1. Know when and how to contact your Public Health Department
In this week’s webinars, the Iowa Department of Public Health detailed when providers should contact them. For example, the IDPH asked to be alerted when two or more patients or staff report fever and respiratory illnesses. Make sure your staff is aware of what to look for, what they need to report and how.
2. Update your disaster preparedness plan
Hospitals and nursing homes should review and update their disaster preparedness plans and implement the new CMS hospital or nursing home guidance from March 4.
3. Ensure all facility entrances effectively communicate entrance restrictions
At a minimum, your visitor restrictions should align with the recommendations in the CMS guidance. These recommendations will change as the virus spreads, so continue to monitor and implement changes.
We suggest you proactively contact patient family members to notify them of the visitation restrictions. This would also be a good time to make sure you have updated next-of-kin contact information and share your communications plan with patient family members should COVID-19 become an issue at your facility (see point 5 below).
4. Train and communicate with your staff
Your staff should know about and be trained on your COVID-19 response plan, infection control procedures, and use of personal protective equipment (“PPE”). You need to be prepared to provide care and treatment to COVID-19 patients, no matter how small your hospital or facility.
Given how contagious the virus is, it will be extremely important that your staff implements the recommended infection control procedures and knows how to utilize PPE so that the virus is not spread to others.
In a recent National Nurses United survey only 44% of nurses reported their employer has provided them with information about COVID-19, including how to recognize and respond to possible cases. Make sure you are implementing the recommended infection control protocols from the CDC cited in the CMS guidance (hospital guidance and nursing facility guidance). In addition, make sure you and your staff continue to monitor and alert your local public health department about PPE shortages.
5. Have a communication plan in place if COVID-19 is suspected or found in your facility
Recent news reports from Washington show widespread frustration among residents’ family members regarding the lack of communication from nursing facility staff and public health officials.
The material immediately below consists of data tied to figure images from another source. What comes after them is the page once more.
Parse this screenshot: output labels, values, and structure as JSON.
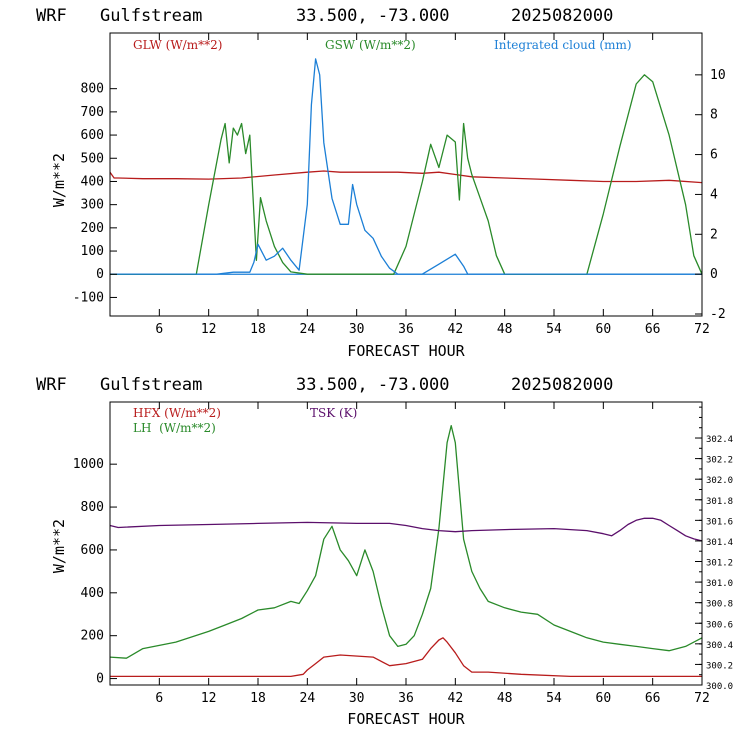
{
  "chart_data": [
    {
      "type": "line",
      "title": {
        "model": "WRF",
        "location": "Gulfstream",
        "coords": "33.500, -73.000",
        "date": "2025082000"
      },
      "xlabel": "FORECAST HOUR",
      "ylabel": "W/m**2",
      "xlim": [
        0,
        72
      ],
      "xticks": [
        6,
        12,
        18,
        24,
        30,
        36,
        42,
        48,
        54,
        60,
        66,
        72
      ],
      "ylim": [
        -180,
        1040
      ],
      "yticks": [
        -100,
        0,
        100,
        200,
        300,
        400,
        500,
        600,
        700,
        800
      ],
      "y2lim": [
        -2.1,
        12.1
      ],
      "y2ticks": [
        -2,
        0,
        2,
        4,
        6,
        8,
        10
      ],
      "legend": [
        "GLW (W/m**2)",
        "GSW (W/m**2)",
        "Integrated cloud (mm)"
      ],
      "colors": {
        "GLW": "#b81c1c",
        "GSW": "#2a8a2a",
        "cloud": "#1c7fd6",
        "zero": "#1c7fd6"
      },
      "series": [
        {
          "name": "GLW (W/m**2)",
          "axis": "left",
          "x": [
            0,
            0.5,
            1,
            4,
            8,
            12,
            16,
            20,
            24,
            26,
            28,
            32,
            35,
            38,
            40,
            42,
            44,
            48,
            52,
            56,
            60,
            64,
            68,
            72
          ],
          "y": [
            440,
            415,
            415,
            412,
            412,
            410,
            415,
            428,
            440,
            445,
            440,
            440,
            440,
            435,
            440,
            430,
            420,
            415,
            410,
            405,
            400,
            400,
            405,
            395
          ]
        },
        {
          "name": "GSW (W/m**2)",
          "axis": "left",
          "x": [
            0,
            10.5,
            12,
            13.5,
            14,
            14.5,
            15,
            15.5,
            16,
            16.5,
            17,
            17.3,
            17.8,
            18.3,
            19,
            20,
            21,
            22,
            24,
            30,
            34.5,
            36,
            38,
            39,
            40,
            41,
            42,
            42.5,
            43,
            43.5,
            44,
            45,
            46,
            47,
            48,
            58,
            60,
            62,
            64,
            65,
            66,
            68,
            70,
            71,
            72
          ],
          "y": [
            0,
            0,
            300,
            580,
            650,
            480,
            630,
            600,
            650,
            520,
            600,
            400,
            60,
            330,
            230,
            120,
            50,
            10,
            0,
            0,
            0,
            120,
            400,
            560,
            460,
            600,
            570,
            320,
            650,
            500,
            430,
            330,
            230,
            80,
            0,
            0,
            260,
            550,
            820,
            860,
            830,
            600,
            300,
            80,
            0
          ]
        },
        {
          "name": "Integrated cloud (mm)",
          "axis": "right",
          "x": [
            0,
            13,
            15,
            17,
            17.5,
            18,
            19,
            20,
            21,
            22,
            23,
            24,
            24.5,
            25,
            25.5,
            26,
            27,
            28,
            29,
            29.5,
            30,
            31,
            32,
            33,
            34,
            35,
            36,
            38,
            40,
            42,
            43,
            43.5,
            44,
            72
          ],
          "y": [
            0,
            0,
            0.1,
            0.1,
            0.6,
            1.5,
            0.7,
            0.9,
            1.3,
            0.7,
            0.2,
            3.5,
            8.5,
            10.8,
            10,
            6.6,
            3.8,
            2.5,
            2.5,
            4.5,
            3.5,
            2.2,
            1.8,
            0.9,
            0.3,
            0,
            0,
            0,
            0.5,
            1.0,
            0.4,
            0,
            0,
            0
          ]
        }
      ]
    },
    {
      "type": "line",
      "title": {
        "model": "WRF",
        "location": "Gulfstream",
        "coords": "33.500, -73.000",
        "date": "2025082000"
      },
      "xlabel": "FORECAST HOUR",
      "ylabel": "W/m**2",
      "xlim": [
        0,
        72
      ],
      "xticks": [
        6,
        12,
        18,
        24,
        30,
        36,
        42,
        48,
        54,
        60,
        66,
        72
      ],
      "ylim": [
        -30,
        1290
      ],
      "yticks": [
        0,
        200,
        400,
        600,
        800,
        1000
      ],
      "y2lim": [
        300.0,
        302.75
      ],
      "y2ticks": [
        300.0,
        300.2,
        300.4,
        300.6,
        300.8,
        301.0,
        301.2,
        301.4,
        301.6,
        301.8,
        302.0,
        302.2,
        302.4
      ],
      "y2ticklabels": [
        "300.0",
        "300.2",
        "300.4",
        "300.6",
        "300.8",
        "301.0",
        "301.2",
        "301.4",
        "301.6",
        "301.8",
        "302.0",
        "302.2",
        "302.4"
      ],
      "legend": [
        "HFX (W/m**2)",
        "LH  (W/m**2)",
        "TSK (K)"
      ],
      "colors": {
        "HFX": "#b81c1c",
        "LH": "#2a8a2a",
        "TSK": "#5b0f6b"
      },
      "series": [
        {
          "name": "HFX (W/m**2)",
          "axis": "left",
          "x": [
            0,
            10,
            22,
            23.5,
            24,
            25,
            26,
            28,
            32,
            34,
            36,
            38,
            39,
            40,
            40.5,
            41,
            42,
            43,
            44,
            46,
            50,
            56,
            60,
            66,
            72
          ],
          "y": [
            10,
            10,
            10,
            20,
            40,
            70,
            100,
            110,
            100,
            60,
            70,
            90,
            140,
            180,
            190,
            170,
            120,
            60,
            30,
            30,
            20,
            10,
            10,
            10,
            10
          ]
        },
        {
          "name": "LH  (W/m**2)",
          "axis": "left",
          "x": [
            0,
            2,
            4,
            8,
            12,
            14,
            16,
            18,
            20,
            22,
            23,
            24,
            25,
            26,
            27,
            28,
            29,
            30,
            31,
            32,
            33,
            34,
            35,
            36,
            37,
            38,
            39,
            40,
            41,
            41.5,
            42,
            43,
            44,
            45,
            46,
            48,
            50,
            52,
            54,
            56,
            58,
            60,
            62,
            64,
            66,
            68,
            70,
            72
          ],
          "y": [
            100,
            95,
            140,
            170,
            220,
            250,
            280,
            320,
            330,
            360,
            350,
            410,
            480,
            650,
            710,
            600,
            550,
            480,
            600,
            500,
            340,
            200,
            150,
            160,
            200,
            300,
            420,
            700,
            1100,
            1180,
            1100,
            650,
            500,
            420,
            360,
            330,
            310,
            300,
            250,
            220,
            190,
            170,
            160,
            150,
            140,
            130,
            150,
            190
          ]
        },
        {
          "name": "TSK (K)",
          "axis": "right",
          "x": [
            0,
            1,
            6,
            12,
            18,
            24,
            30,
            34,
            36,
            38,
            40,
            42,
            44,
            48,
            54,
            58,
            60,
            61,
            62,
            63,
            64,
            65,
            66,
            67,
            68,
            69,
            70,
            71,
            72
          ],
          "y": [
            301.55,
            301.53,
            301.55,
            301.56,
            301.57,
            301.58,
            301.57,
            301.57,
            301.55,
            301.52,
            301.5,
            301.49,
            301.5,
            301.51,
            301.52,
            301.5,
            301.47,
            301.45,
            301.5,
            301.56,
            301.6,
            301.62,
            301.62,
            301.6,
            301.55,
            301.5,
            301.45,
            301.42,
            301.4
          ]
        }
      ]
    }
  ]
}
You should be prepared for an influx of phone calls which may make it difficult for key people- such as family members, vendors, and regulators- to reach you.
Determine now who you will want to maintain ongoing communication with (critical vendors, family members, regulators, staff, treating physicians, etc.) and what alternative communication measures you will implement.
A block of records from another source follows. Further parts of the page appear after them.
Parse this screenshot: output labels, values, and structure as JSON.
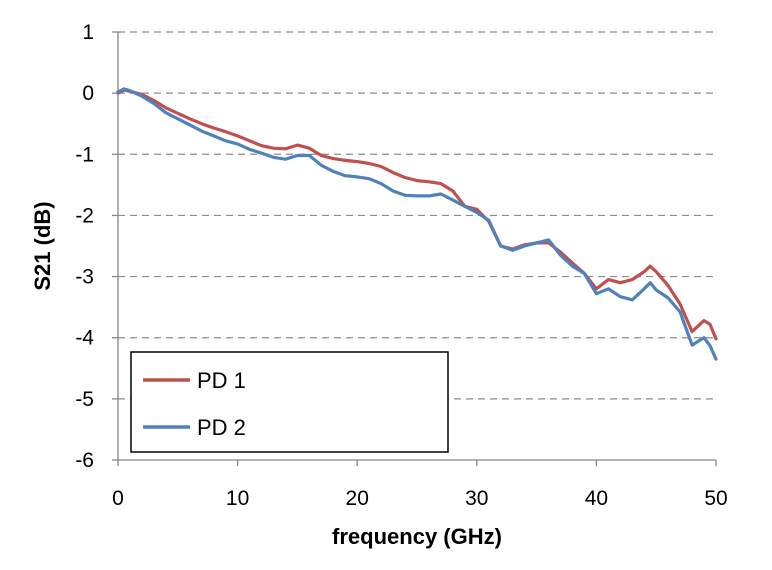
{
  "chart_data": {
    "type": "line",
    "title": "",
    "xlabel": "frequency (GHz)",
    "ylabel": "S21 (dB)",
    "xlim": [
      0,
      50
    ],
    "ylim": [
      -6,
      1
    ],
    "xticks": [
      "0",
      "10",
      "20",
      "30",
      "40",
      "50"
    ],
    "yticks": [
      "1",
      "0",
      "-1",
      "-2",
      "-3",
      "-4",
      "-5",
      "-6"
    ],
    "grid": "horizontal dashed",
    "legend_position": "bottom-left",
    "series": [
      {
        "name": "PD 1",
        "color": "#C0504D",
        "x": [
          0,
          0.5,
          1,
          2,
          3,
          4,
          5,
          6,
          7,
          8,
          9,
          10,
          11,
          12,
          13,
          14,
          15,
          16,
          17,
          18,
          19,
          20,
          21,
          22,
          23,
          24,
          25,
          26,
          27,
          28,
          29,
          30,
          31,
          32,
          33,
          34,
          35,
          36,
          37,
          38,
          39,
          40,
          41,
          42,
          43,
          44,
          44.5,
          45,
          46,
          47,
          48,
          49,
          49.5,
          50
        ],
        "y": [
          0,
          0.05,
          0.03,
          -0.02,
          -0.12,
          -0.24,
          -0.33,
          -0.42,
          -0.5,
          -0.57,
          -0.63,
          -0.7,
          -0.78,
          -0.86,
          -0.9,
          -0.91,
          -0.85,
          -0.9,
          -1.02,
          -1.07,
          -1.1,
          -1.12,
          -1.15,
          -1.2,
          -1.3,
          -1.38,
          -1.43,
          -1.45,
          -1.48,
          -1.6,
          -1.85,
          -1.9,
          -2.1,
          -2.5,
          -2.55,
          -2.48,
          -2.45,
          -2.45,
          -2.6,
          -2.78,
          -2.95,
          -3.2,
          -3.05,
          -3.1,
          -3.05,
          -2.92,
          -2.83,
          -2.92,
          -3.15,
          -3.45,
          -3.9,
          -3.72,
          -3.78,
          -4.02
        ]
      },
      {
        "name": "PD 2",
        "color": "#4F81BD",
        "x": [
          0,
          0.5,
          1,
          2,
          3,
          4,
          5,
          6,
          7,
          8,
          9,
          10,
          11,
          12,
          13,
          14,
          15,
          16,
          17,
          18,
          19,
          20,
          21,
          22,
          23,
          24,
          25,
          26,
          27,
          28,
          29,
          30,
          31,
          32,
          33,
          34,
          35,
          36,
          37,
          38,
          39,
          40,
          41,
          42,
          43,
          44,
          44.5,
          45,
          46,
          47,
          48,
          49,
          49.5,
          50
        ],
        "y": [
          0.02,
          0.07,
          0.04,
          -0.05,
          -0.17,
          -0.32,
          -0.42,
          -0.52,
          -0.62,
          -0.7,
          -0.78,
          -0.83,
          -0.92,
          -0.98,
          -1.05,
          -1.08,
          -1.02,
          -1.02,
          -1.18,
          -1.28,
          -1.35,
          -1.37,
          -1.4,
          -1.48,
          -1.6,
          -1.67,
          -1.68,
          -1.68,
          -1.65,
          -1.75,
          -1.85,
          -1.95,
          -2.08,
          -2.5,
          -2.57,
          -2.5,
          -2.45,
          -2.4,
          -2.65,
          -2.83,
          -2.95,
          -3.28,
          -3.2,
          -3.33,
          -3.38,
          -3.2,
          -3.1,
          -3.22,
          -3.35,
          -3.58,
          -4.12,
          -4.0,
          -4.13,
          -4.35
        ]
      }
    ]
  }
}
Consider: how will family members be able to receive frequent updates on their loved one’s condition? Will you proactively contact patient family members, or will you give them a phone number to call? What challenges do these options present? Do you have updated contact information for patient family members? Who will maintain contact with your critical vendors? Who will respond to media inquiries?
The Big Picture: Be Prepared
If COVID-19 impacts your facility, you will not be able to carry on business as usual. New cases are being reported each day, it’s only a matter of time before an Iowa facility is affected. You need to be prepared on all fronts: plans and procedures in place, staff updated and trained, and plans for communicating with residents, patients, vendors, and family members.